Results: A total of 150,373 admissions were identified. The annual incidences of AKI varied between 5.57% and 5.8%. The performance of the models which had used temporal features profoundly declined over time. The ATRN model with module more suitable to capture short-term time dependencies outperformed the other five models both in C-statistics and recall rates perspectives. Periodic refitting the prediction model with accumulative data also helped to effectively mitigate the model drift, especially in models with time series data.
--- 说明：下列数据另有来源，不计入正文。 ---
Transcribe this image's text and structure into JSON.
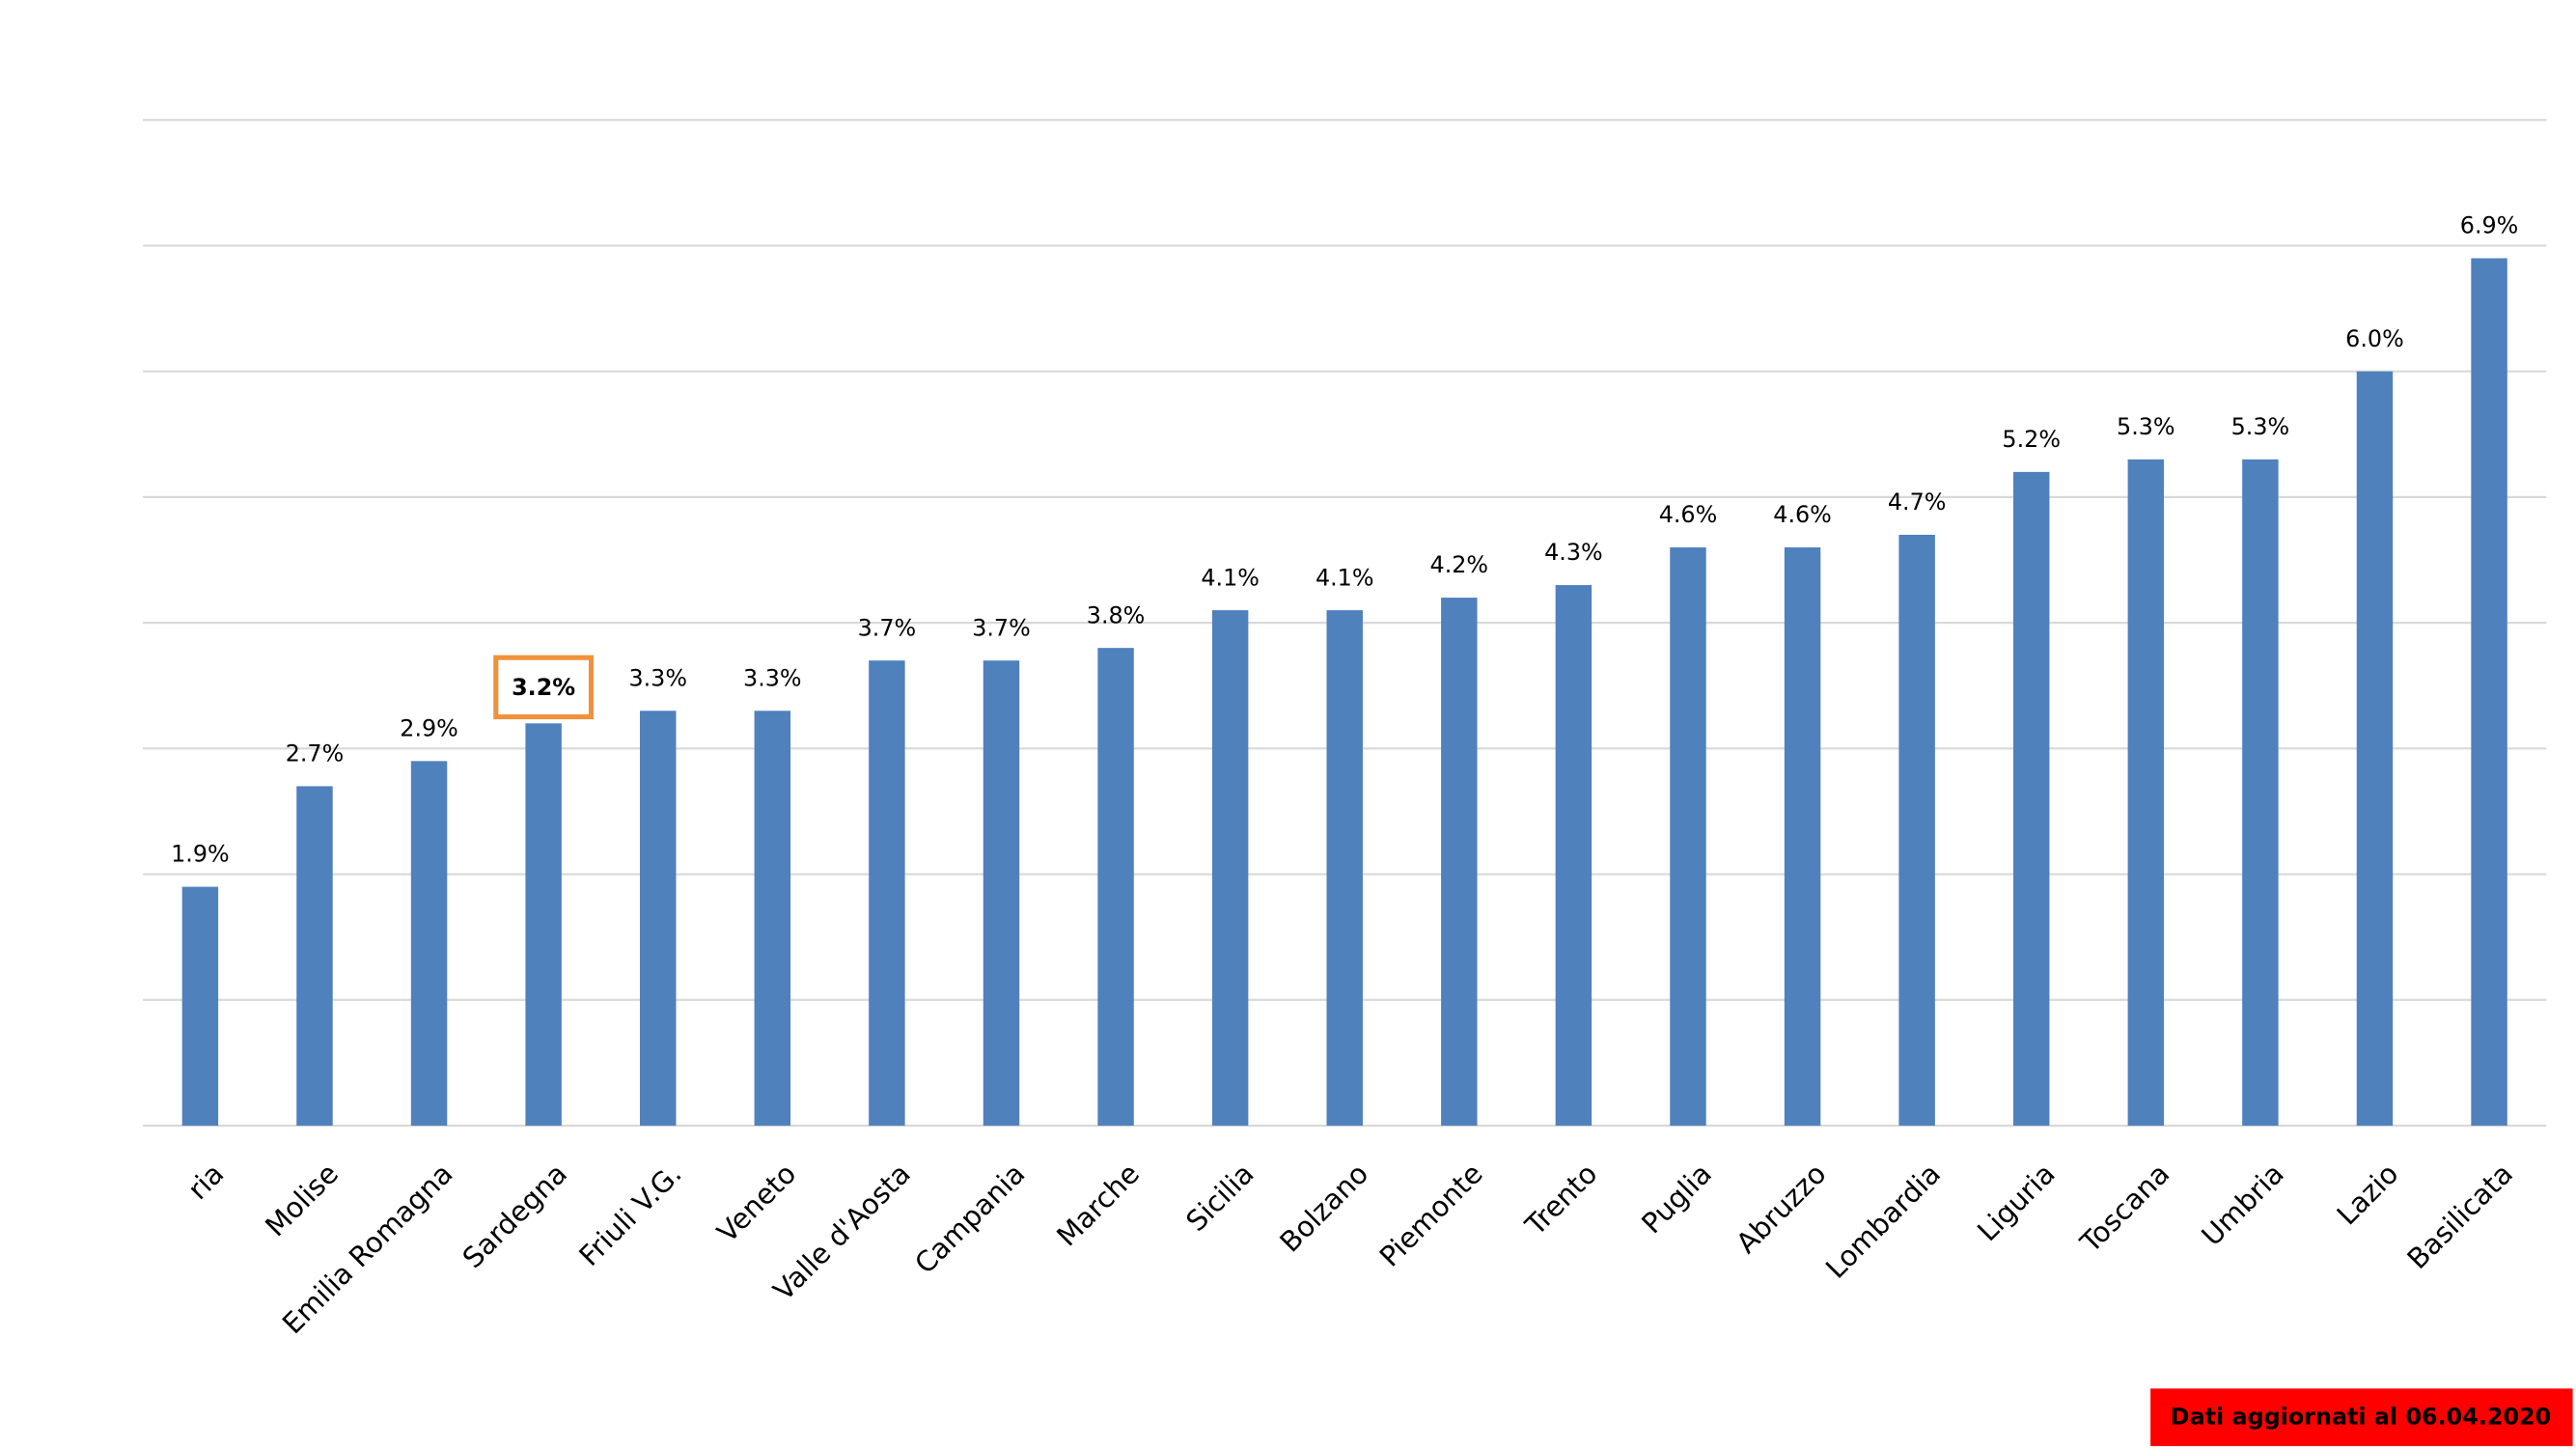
{
  "chart_data": {
    "type": "bar",
    "categories": [
      "ria",
      "Molise",
      "Emilia Romagna",
      "Sardegna",
      "Friuli V.G.",
      "Veneto",
      "Valle d'Aosta",
      "Campania",
      "Marche",
      "Sicilia",
      "Bolzano",
      "Piemonte",
      "Trento",
      "Puglia",
      "Abruzzo",
      "Lombardia",
      "Liguria",
      "Toscana",
      "Umbria",
      "Lazio",
      "Basilicata"
    ],
    "values": [
      1.9,
      2.7,
      2.9,
      3.2,
      3.3,
      3.3,
      3.7,
      3.7,
      3.8,
      4.1,
      4.1,
      4.2,
      4.3,
      4.6,
      4.6,
      4.7,
      5.2,
      5.3,
      5.3,
      6.0,
      6.9
    ],
    "value_labels": [
      "1.9%",
      "2.7%",
      "2.9%",
      "3.2%",
      "3.3%",
      "3.3%",
      "3.7%",
      "3.7%",
      "3.8%",
      "4.1%",
      "4.1%",
      "4.2%",
      "4.3%",
      "4.6%",
      "4.6%",
      "4.7%",
      "5.2%",
      "5.3%",
      "5.3%",
      "6.0%",
      "6.9%"
    ],
    "color": "#4f81bd",
    "ylim": [
      0,
      8
    ],
    "yticks": [
      0,
      1,
      2,
      3,
      4,
      5,
      6,
      7,
      8
    ],
    "grid": true,
    "highlight": {
      "index": 3,
      "color": "#f0923c"
    },
    "note": "Dati aggiornati al 06.04.2020",
    "note_color": "#ff0000"
  }
}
Conclusions: Enhancing the model’s ability to capture short-term time dependencies in time series data and periodic refitting with accumulative data were both capable of mitigating the model drift. The best improvement of model performance was observed in the combination of these two strategies.

求助全文

通过发布文献求助，成功后即可免费获取论文全文。去求助

来源期刊

International Journal of Intelligent Systems 工程技术-计算机：人工智能

CiteScore

11.30

自引率

14.30%

发文量

304

审稿时长

9 months

期刊介绍： The International Journal of Intelligent Systems serves as a forum for individuals interested in tapping into the vast theories based on intelligent systems construction. With its peer-reviewed format, the journal explores several fascinating editorials written by today''s experts in the field. Because new developments are being introduced each day, there''s much to be learned — examination, analysis creation, information retrieval, man–computer interactions, and more. The International Journal of Intelligent Systems uses charts and illustrations to demonstrate these ground-breaking issues, and encourages readers to share their thoughts and experiences.